Another “A” is in the bag for P.S. 46.
According to progress reports released by the Department of Education (DOE), the Alley Pond School in Bayside received another “A” this year, making it the number one school in the leading district in Queens.
District 26 — which P.S. 46 falls under — was the highest academically performing district in the borough, according to the report. Serving the northeast area, the district covers Bayside, Oakland Gardens, Fresh Meadows, Douglaston, Little Neck, Glen Oaks, Floral Park, Bellerose, Jamaica Estates, Jamaica Hills, Hillcrest and parts of both Hollis Hills and Holliswood.
The annual progress reports award public schools letter grades from “A” to “F” based on student progress and performance, attendance and school environment. They also take into account academic progress made with students with disabilities and, new this year, the progress of black and Latino male students.
“I’m really happy. We’re very proud of all the hard work by the administration, the teachers, school staff, parents and students. It’s a very good feeling,” said Principal Marsha Goldberg.
The straight-A school scored an overall total of 83.7 percent, placing it in the top 98th percentile in the city. Not only is the school a top contender in the borough, it ranked 16th citywide out of 1,148 elementary and middle schools.

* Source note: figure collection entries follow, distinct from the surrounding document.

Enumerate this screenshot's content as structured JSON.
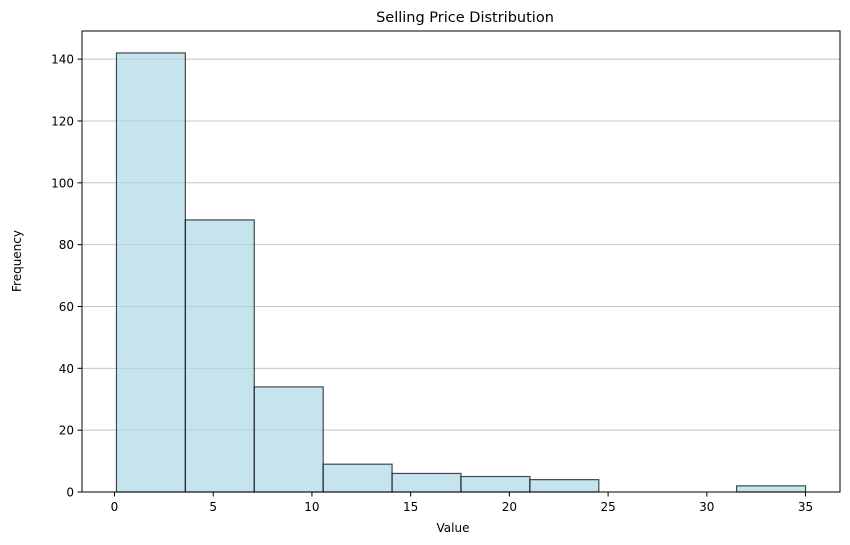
{
  "chart_data": {
    "type": "bar",
    "title": "Selling Price Distribution",
    "xlabel": "Value",
    "ylabel": "Frequency",
    "bins": [
      {
        "start": 0.1,
        "end": 3.59,
        "count": 142
      },
      {
        "start": 3.59,
        "end": 7.08,
        "count": 88
      },
      {
        "start": 7.08,
        "end": 10.57,
        "count": 34
      },
      {
        "start": 10.57,
        "end": 14.06,
        "count": 9
      },
      {
        "start": 14.06,
        "end": 17.55,
        "count": 6
      },
      {
        "start": 17.55,
        "end": 21.04,
        "count": 5
      },
      {
        "start": 21.04,
        "end": 24.53,
        "count": 4
      },
      {
        "start": 24.53,
        "end": 28.02,
        "count": 0
      },
      {
        "start": 28.02,
        "end": 31.51,
        "count": 0
      },
      {
        "start": 31.51,
        "end": 35.0,
        "count": 2
      }
    ],
    "xlim": [
      -1.645,
      36.745
    ],
    "ylim": [
      0,
      149.1
    ],
    "xticks": [
      0,
      5,
      10,
      15,
      20,
      25,
      30,
      35
    ],
    "yticks": [
      0,
      20,
      40,
      60,
      80,
      100,
      120,
      140
    ],
    "grid": "horizontal",
    "colors": {
      "bar_fill": "#add8e6",
      "bar_edge": "#000000"
    }
  }
}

“It just validates that we’re on the right track. We’re doing what we think is right, and it appears to be working,” said Goldberg, who celebrates her 10th anniversary as principal this year.

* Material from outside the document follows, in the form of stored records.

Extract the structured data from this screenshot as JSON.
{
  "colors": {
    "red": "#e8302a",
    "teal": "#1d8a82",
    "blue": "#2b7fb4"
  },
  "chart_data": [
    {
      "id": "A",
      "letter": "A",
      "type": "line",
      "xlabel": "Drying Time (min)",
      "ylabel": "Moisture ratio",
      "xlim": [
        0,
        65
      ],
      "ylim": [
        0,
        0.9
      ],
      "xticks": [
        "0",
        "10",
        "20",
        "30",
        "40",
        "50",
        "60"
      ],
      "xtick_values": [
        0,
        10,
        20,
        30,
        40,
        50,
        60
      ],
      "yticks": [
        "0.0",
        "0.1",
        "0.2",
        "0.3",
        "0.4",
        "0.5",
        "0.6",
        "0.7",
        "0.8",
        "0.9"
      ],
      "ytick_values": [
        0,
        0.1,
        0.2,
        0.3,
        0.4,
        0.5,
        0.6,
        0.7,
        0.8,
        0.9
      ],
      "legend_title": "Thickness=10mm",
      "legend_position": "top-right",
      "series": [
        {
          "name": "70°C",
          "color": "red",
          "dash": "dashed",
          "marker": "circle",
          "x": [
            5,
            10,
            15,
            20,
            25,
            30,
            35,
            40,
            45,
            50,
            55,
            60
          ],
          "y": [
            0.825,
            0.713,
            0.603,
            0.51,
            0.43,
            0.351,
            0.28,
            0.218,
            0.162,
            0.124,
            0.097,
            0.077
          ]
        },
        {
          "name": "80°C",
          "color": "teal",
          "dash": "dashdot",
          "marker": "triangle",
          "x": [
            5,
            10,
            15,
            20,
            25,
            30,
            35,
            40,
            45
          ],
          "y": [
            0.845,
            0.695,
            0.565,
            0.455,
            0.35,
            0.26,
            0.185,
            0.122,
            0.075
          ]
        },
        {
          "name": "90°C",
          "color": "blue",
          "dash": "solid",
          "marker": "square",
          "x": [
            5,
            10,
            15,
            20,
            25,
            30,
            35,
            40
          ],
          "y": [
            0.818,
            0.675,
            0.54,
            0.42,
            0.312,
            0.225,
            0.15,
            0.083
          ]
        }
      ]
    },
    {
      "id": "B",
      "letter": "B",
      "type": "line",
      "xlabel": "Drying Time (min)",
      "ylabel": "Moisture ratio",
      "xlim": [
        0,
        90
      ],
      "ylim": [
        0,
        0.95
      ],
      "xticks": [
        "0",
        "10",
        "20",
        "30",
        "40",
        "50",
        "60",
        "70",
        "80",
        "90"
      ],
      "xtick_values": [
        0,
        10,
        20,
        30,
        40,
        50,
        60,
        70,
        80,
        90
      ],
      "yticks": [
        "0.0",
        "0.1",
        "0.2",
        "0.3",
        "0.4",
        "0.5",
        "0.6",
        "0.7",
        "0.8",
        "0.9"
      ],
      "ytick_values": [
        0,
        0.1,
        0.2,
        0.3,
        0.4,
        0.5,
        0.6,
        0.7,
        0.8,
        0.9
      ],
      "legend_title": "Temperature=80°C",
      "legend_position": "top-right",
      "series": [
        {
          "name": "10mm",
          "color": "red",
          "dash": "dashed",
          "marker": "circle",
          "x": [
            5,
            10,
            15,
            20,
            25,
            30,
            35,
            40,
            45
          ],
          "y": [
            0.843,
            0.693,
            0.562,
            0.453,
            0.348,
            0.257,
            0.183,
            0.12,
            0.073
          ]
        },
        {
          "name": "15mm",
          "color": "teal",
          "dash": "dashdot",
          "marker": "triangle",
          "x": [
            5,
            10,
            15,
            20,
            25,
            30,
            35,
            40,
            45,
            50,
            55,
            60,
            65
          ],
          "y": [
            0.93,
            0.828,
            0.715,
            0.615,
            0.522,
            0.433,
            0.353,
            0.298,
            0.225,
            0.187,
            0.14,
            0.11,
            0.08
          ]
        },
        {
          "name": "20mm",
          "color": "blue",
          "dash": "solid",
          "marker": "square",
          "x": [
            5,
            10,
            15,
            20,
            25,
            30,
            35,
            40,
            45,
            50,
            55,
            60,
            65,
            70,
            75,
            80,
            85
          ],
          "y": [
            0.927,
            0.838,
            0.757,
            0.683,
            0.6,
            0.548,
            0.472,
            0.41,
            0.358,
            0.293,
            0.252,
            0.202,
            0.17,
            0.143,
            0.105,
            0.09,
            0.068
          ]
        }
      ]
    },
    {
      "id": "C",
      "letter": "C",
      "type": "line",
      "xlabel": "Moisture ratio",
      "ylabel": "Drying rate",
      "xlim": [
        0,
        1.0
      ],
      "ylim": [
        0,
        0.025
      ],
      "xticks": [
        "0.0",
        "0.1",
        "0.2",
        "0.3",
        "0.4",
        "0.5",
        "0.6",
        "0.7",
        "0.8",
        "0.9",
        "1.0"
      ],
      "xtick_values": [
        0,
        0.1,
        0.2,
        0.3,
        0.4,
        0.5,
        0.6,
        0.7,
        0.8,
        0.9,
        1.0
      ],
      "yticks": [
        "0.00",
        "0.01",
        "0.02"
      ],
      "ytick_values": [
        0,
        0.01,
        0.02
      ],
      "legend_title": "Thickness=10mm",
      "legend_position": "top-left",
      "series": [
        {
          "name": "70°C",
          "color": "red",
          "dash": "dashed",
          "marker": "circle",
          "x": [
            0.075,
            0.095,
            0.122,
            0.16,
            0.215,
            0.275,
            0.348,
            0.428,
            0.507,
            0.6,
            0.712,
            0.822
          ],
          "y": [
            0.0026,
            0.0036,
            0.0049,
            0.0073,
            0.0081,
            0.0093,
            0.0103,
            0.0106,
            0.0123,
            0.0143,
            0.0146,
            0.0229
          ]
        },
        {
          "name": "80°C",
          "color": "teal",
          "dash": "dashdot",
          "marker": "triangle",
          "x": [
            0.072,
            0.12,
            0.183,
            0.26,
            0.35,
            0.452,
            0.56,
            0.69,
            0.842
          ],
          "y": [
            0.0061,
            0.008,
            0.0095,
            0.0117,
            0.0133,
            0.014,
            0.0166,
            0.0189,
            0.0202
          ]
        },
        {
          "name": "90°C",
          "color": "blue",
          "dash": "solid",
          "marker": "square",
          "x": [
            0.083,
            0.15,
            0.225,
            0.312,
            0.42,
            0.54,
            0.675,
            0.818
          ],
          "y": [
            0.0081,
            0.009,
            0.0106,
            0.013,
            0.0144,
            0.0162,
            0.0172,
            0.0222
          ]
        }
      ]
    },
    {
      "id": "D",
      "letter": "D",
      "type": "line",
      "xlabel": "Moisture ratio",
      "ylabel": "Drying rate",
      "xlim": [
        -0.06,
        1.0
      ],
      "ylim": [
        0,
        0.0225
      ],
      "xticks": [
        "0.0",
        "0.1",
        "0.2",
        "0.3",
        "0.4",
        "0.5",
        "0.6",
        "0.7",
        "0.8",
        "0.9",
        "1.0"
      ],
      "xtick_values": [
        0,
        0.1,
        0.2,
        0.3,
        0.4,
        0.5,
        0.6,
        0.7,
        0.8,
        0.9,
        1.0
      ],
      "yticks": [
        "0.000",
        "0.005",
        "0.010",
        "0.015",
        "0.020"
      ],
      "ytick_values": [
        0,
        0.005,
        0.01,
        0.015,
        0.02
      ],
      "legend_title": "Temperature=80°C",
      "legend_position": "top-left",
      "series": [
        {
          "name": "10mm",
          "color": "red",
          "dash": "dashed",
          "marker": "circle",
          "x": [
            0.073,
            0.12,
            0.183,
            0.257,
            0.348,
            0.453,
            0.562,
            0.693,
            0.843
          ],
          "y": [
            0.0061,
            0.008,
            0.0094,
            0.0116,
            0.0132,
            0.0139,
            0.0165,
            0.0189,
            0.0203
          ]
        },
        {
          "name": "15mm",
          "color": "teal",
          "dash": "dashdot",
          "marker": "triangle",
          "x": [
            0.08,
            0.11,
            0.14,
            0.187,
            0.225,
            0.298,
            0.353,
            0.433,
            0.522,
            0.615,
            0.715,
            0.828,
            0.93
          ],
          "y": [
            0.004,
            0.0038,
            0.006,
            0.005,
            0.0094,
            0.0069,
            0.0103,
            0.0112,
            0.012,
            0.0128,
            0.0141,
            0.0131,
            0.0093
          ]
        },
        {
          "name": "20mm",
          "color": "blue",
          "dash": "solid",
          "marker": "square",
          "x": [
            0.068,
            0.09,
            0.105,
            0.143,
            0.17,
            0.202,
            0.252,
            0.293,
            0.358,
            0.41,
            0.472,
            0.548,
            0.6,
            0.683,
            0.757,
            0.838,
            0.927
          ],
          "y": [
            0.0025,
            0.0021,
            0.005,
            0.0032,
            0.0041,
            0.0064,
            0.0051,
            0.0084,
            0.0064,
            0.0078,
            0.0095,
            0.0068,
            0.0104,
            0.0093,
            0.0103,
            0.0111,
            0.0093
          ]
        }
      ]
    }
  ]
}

The school has maintained its good standing and a straight-A rating since the grading system began in 2007.
But what really sets the school apart from others is its strength and background in special education. Goldberg previously served as the District 26 supervisor for special education.

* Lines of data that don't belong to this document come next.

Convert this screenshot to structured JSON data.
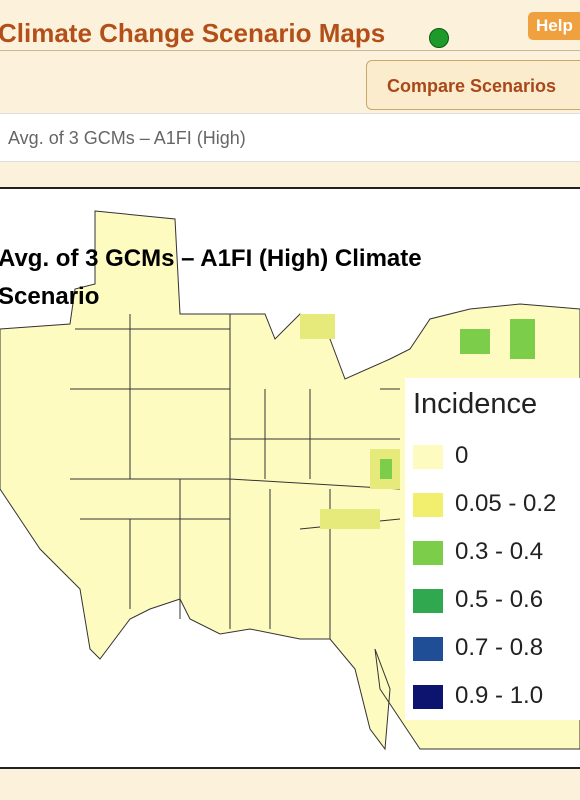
{
  "header": {
    "title": "Climate Change Scenario Maps",
    "help": "Help"
  },
  "compare_button": "Compare Scenarios",
  "scenario_select": "Avg. of 3 GCMs – A1FI (High)",
  "map": {
    "title": "Avg. of 3 GCMs – A1FI (High) Climate Scenario",
    "legend": {
      "title": "Incidence",
      "items": [
        {
          "label": "0"
        },
        {
          "label": "0.05 - 0.2"
        },
        {
          "label": "0.3 - 0.4"
        },
        {
          "label": "0.5 - 0.6"
        },
        {
          "label": "0.7 - 0.8"
        },
        {
          "label": "0.9 - 1.0"
        }
      ]
    }
  }
}
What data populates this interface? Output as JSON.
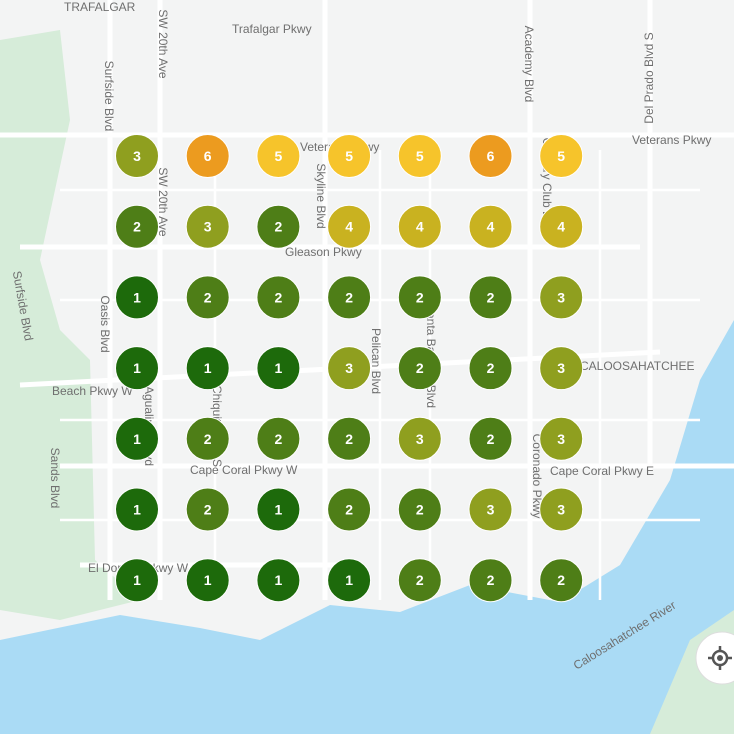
{
  "map": {
    "labels": [
      "TRAFALGAR",
      "Trafalgar Pkwy",
      "SW 20th Ave",
      "SW 20th Ave",
      "Surfside Blvd",
      "Surfside Blvd",
      "Academy Blvd",
      "Del Prado Blvd S",
      "Veterans Pkwy",
      "Veterans Pkwy",
      "Skyline Blvd",
      "Country Club Blvd",
      "Gleason Pkwy",
      "Oasis Blvd",
      "Chiquita Blvd S",
      "Pelican Blvd",
      "Santa Barbara Blvd",
      "Beach Pkwy W",
      "Agualinda Blvd",
      "CALOOSAHATCHEE",
      "Cape Coral Pkwy W",
      "Cape Coral Pkwy E",
      "Sands Blvd",
      "Coronado Pkwy",
      "El Dorado Pkwy W",
      "Caloosahatchee River"
    ],
    "rank_colors": [
      "#1d6a0b",
      "#4e7e17",
      "#8f9f1f",
      "#c9b220",
      "#f6c42b",
      "#ec9b1f"
    ],
    "grid": [
      [
        3,
        6,
        5,
        5,
        5,
        6,
        5
      ],
      [
        2,
        3,
        2,
        4,
        4,
        4,
        4
      ],
      [
        1,
        2,
        2,
        2,
        2,
        2,
        3
      ],
      [
        1,
        1,
        1,
        3,
        2,
        2,
        3
      ],
      [
        1,
        2,
        2,
        2,
        3,
        2,
        3
      ],
      [
        1,
        2,
        1,
        2,
        2,
        3,
        3
      ],
      [
        1,
        1,
        1,
        1,
        2,
        2,
        2
      ]
    ]
  }
}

P.S. 46 was one of the first schools in the district to have “inclusion” classes, and it currently accommodates a substantial special education population. In those classes, children receiving special education services are integrated into regular classes with two teachers and two aides working together.
In addition to a gymnasium, library and auditorium with a wheel-chair accessible stage, the school has an entire corridor dedicated to support services for those with special needs — including an elevator and a physical therapy room filled with professional-grade equipment.
Overall, Goldberg said the school’s success lies in working hard and working together.
“It really comes from having an open door policy and working side by side with the school community,” she said. “We’re really supportive of each other.”